Kazakov, Yuri Pavlovich. Born 8 August 1927 in Moscow in a workers' family. From early on, he dreamed of being a musician. After first studying at the Moscow School of Architecture, Kazakov enrolled in the Gnesin Musical Academy, from which he graduated in 1951, with a specialization in the cello. He won a position in the orchestra of the Stanislavsky and Nemirovich-Danchenko Musical Theatre, but as early as 1952 he began to feel the pull to literature and penned his first works. He enrolled in the Gorky Institute for Literature in 1953, and graduated in 1958.

Kazakov had a particular affinity for the north of Russia, particually the White Sea area, and many of his stories are set there. He focuses mainly on the emotions and private lives of individuals. Lyric imagry, sounds, smells, and silences are all used effectively in his stories.

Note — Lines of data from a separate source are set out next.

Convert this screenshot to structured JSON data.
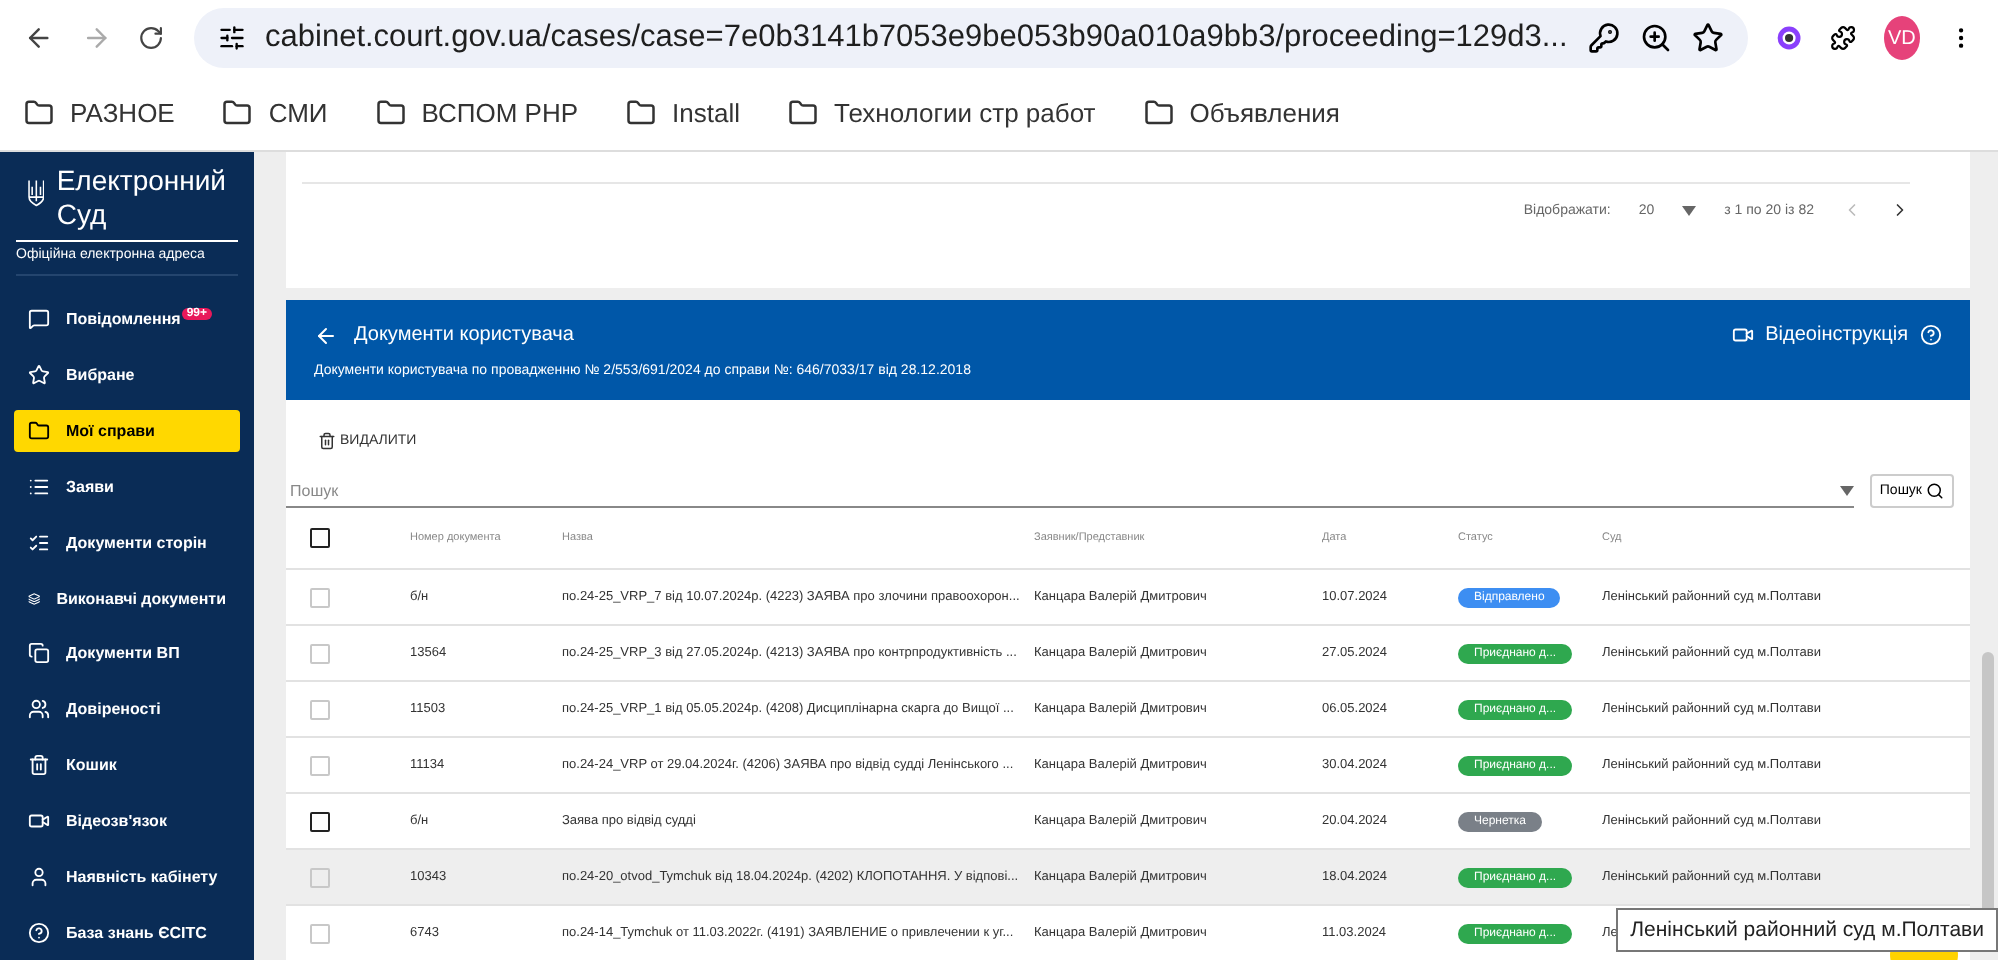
{
  "browser": {
    "url": "cabinet.court.gov.ua/cases/case=7e0b3141b7053e9be053b90a010a9bb3/proceeding=129d3...",
    "profile": "VD",
    "bookmarks": [
      "РАЗНОЕ",
      "СМИ",
      "ВСПОМ PHP",
      "Install",
      "Технологии стр работ",
      "Объявления"
    ]
  },
  "sidebar": {
    "logo_line_1": "Електронний",
    "logo_line_2": "Суд",
    "subtitle": "Офіційна електронна адреса",
    "items": [
      {
        "label": "Повідомлення",
        "badge": "99+",
        "selected": false
      },
      {
        "label": "Вибране",
        "selected": false
      },
      {
        "label": "Мої справи",
        "selected": true
      },
      {
        "label": "Заяви",
        "selected": false
      },
      {
        "label": "Документи сторін",
        "selected": false
      },
      {
        "label": "Виконавчі документи",
        "selected": false
      },
      {
        "label": "Документи ВП",
        "selected": false
      },
      {
        "label": "Довіреності",
        "selected": false
      },
      {
        "label": "Кошик",
        "selected": false
      },
      {
        "label": "Відеозв'язок",
        "selected": false
      },
      {
        "label": "Наявність кабінету",
        "selected": false
      },
      {
        "label": "База знань ЄСІТС",
        "selected": false
      }
    ]
  },
  "pager": {
    "label": "Відображати:",
    "page_size": "20",
    "range": "з 1 по 20 із 82"
  },
  "documents": {
    "title": "Документи користувача",
    "subtitle": "Документи користувача по провадженню № 2/553/691/2024 до справи №: 646/7033/17 від 28.12.2018",
    "video_link": "Відеоінструкція",
    "delete_button": "ВИДАЛИТИ",
    "search_placeholder": "Пошук",
    "search_button": "Пошук",
    "select_all": {
      "checked": false
    },
    "columns": [
      "Номер документа",
      "Назва",
      "Заявник/Представник",
      "Дата",
      "Статус",
      "Суд"
    ],
    "rows": [
      {
        "number": "б/н",
        "name": "по.24-25_VRP_7 від 10.07.2024р. (4223) ЗАЯВА про злочини правоохорон...",
        "applicant": "Канцара Валерій Дмитрович",
        "date": "10.07.2024",
        "status": "Відправлено",
        "color": "#3d8ef2",
        "court": "Ленінський районний суд м.Полтави",
        "disabled": true,
        "highlighted": false
      },
      {
        "number": "13564",
        "name": "по.24-25_VRP_3 від 27.05.2024р. (4213) ЗАЯВА про контрпродуктивність ...",
        "applicant": "Канцара Валерій Дмитрович",
        "date": "27.05.2024",
        "status": "Приєднано д...",
        "color": "#2fa84f",
        "court": "Ленінський районний суд м.Полтави",
        "disabled": true,
        "highlighted": false
      },
      {
        "number": "11503",
        "name": "по.24-25_VRP_1 від 05.05.2024р. (4208) Дисциплінарна скарга до Вищої ...",
        "applicant": "Канцара Валерій Дмитрович",
        "date": "06.05.2024",
        "status": "Приєднано д...",
        "color": "#2fa84f",
        "court": "Ленінський районний суд м.Полтави",
        "disabled": true,
        "highlighted": false
      },
      {
        "number": "11134",
        "name": "по.24-24_VRP от 29.04.2024г. (4206) ЗАЯВА про відвід судді Ленінського ...",
        "applicant": "Канцара Валерій Дмитрович",
        "date": "30.04.2024",
        "status": "Приєднано д...",
        "color": "#2fa84f",
        "court": "Ленінський районний суд м.Полтави",
        "disabled": true,
        "highlighted": false
      },
      {
        "number": "б/н",
        "name": "Заява про відвід судді",
        "applicant": "Канцара Валерій Дмитрович",
        "date": "20.04.2024",
        "status": "Чернетка",
        "color": "#7a8088",
        "court": "Ленінський районний суд м.Полтави",
        "disabled": false,
        "highlighted": false
      },
      {
        "number": "10343",
        "name": "по.24-20_otvod_Tymchuk від 18.04.2024р. (4202) КЛОПОТАННЯ. У відпові...",
        "applicant": "Канцара Валерій Дмитрович",
        "date": "18.04.2024",
        "status": "Приєднано д...",
        "color": "#2fa84f",
        "court": "Ленінський районний суд м.Полтави",
        "disabled": true,
        "highlighted": true
      },
      {
        "number": "6743",
        "name": "по.24-14_Tymchuk от 11.03.2022г. (4191) ЗАЯВЛЕНИЕ о привлечении к уг...",
        "applicant": "Канцара Валерій Дмитрович",
        "date": "11.03.2024",
        "status": "Приєднано д...",
        "color": "#2fa84f",
        "court": "Ле",
        "disabled": true,
        "highlighted": false
      }
    ]
  },
  "tooltip": "Ленінський районний суд м.Полтави"
}
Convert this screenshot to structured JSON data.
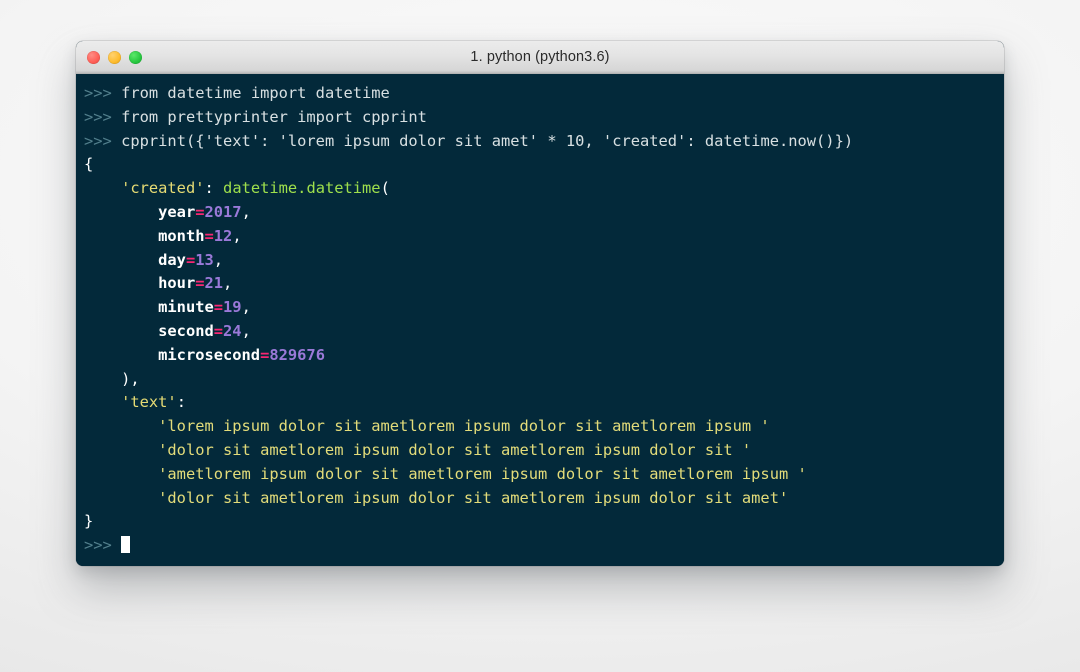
{
  "window": {
    "title": "1. python (python3.6)",
    "controls": [
      {
        "name": "close-button",
        "color": "#ff5f57"
      },
      {
        "name": "minimize-button",
        "color": "#febc2e"
      },
      {
        "name": "maximize-button",
        "color": "#28c840"
      }
    ]
  },
  "theme": {
    "background": "#03293a",
    "foreground": "#d8e0e2",
    "prompt": "#527f8c",
    "string": "#e3dc7a",
    "key": "#e6db74",
    "function": "#9fe04c",
    "operator": "#f72672",
    "number": "#9a79d8",
    "titlebar": "#e4e4e4"
  },
  "terminal": {
    "prompt_symbol": ">>>",
    "input_lines": [
      "from datetime import datetime",
      "from prettyprinter import cpprint",
      "cpprint({'text': 'lorem ipsum dolor sit amet' * 10, 'created': datetime.now()})"
    ],
    "output": {
      "open_brace": "{",
      "close_brace": "}",
      "created_key": "'created'",
      "created_colon": ":",
      "created_call": "datetime.datetime",
      "call_open": "(",
      "call_close": ")",
      "call_close_comma": "),",
      "datetime_args": [
        {
          "name": "year",
          "eq": "=",
          "value": "2017",
          "comma": ","
        },
        {
          "name": "month",
          "eq": "=",
          "value": "12",
          "comma": ","
        },
        {
          "name": "day",
          "eq": "=",
          "value": "13",
          "comma": ","
        },
        {
          "name": "hour",
          "eq": "=",
          "value": "21",
          "comma": ","
        },
        {
          "name": "minute",
          "eq": "=",
          "value": "19",
          "comma": ","
        },
        {
          "name": "second",
          "eq": "=",
          "value": "24",
          "comma": ","
        },
        {
          "name": "microsecond",
          "eq": "=",
          "value": "829676",
          "comma": ""
        }
      ],
      "text_key": "'text'",
      "text_colon": ":",
      "text_lines": [
        "'lorem ipsum dolor sit ametlorem ipsum dolor sit ametlorem ipsum '",
        "'dolor sit ametlorem ipsum dolor sit ametlorem ipsum dolor sit '",
        "'ametlorem ipsum dolor sit ametlorem ipsum dolor sit ametlorem ipsum '",
        "'dolor sit ametlorem ipsum dolor sit ametlorem ipsum dolor sit amet'"
      ]
    }
  }
}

His output was not large--some 35 stories in all. Also, some in the literary establishment attacked him for "pessimism" and "morbidity". Many of his major male characters were brooding loners. The hero of The Outsider is a nocturnal creature, wasting his life on a simple job as a bouytender along a river because he has repudiated society for some mysterious reason. An Easy Life presents a rootless, wandering worker who avoids responsibility and is vaguely troubled over his own spiritual emptiness. In Adam and Eve, the main character is an artist whose career is stalled, partly because he is at odds with the Moscow establishment, but mainly because he has slipped into a profoundly self-destructive mood.

Kazakov fell into depression and drink and lived in semi-seclusion, publishing nothing in the last five years of his life.

Yuri Kazakov was married and had one son. He died on 29 November 1982.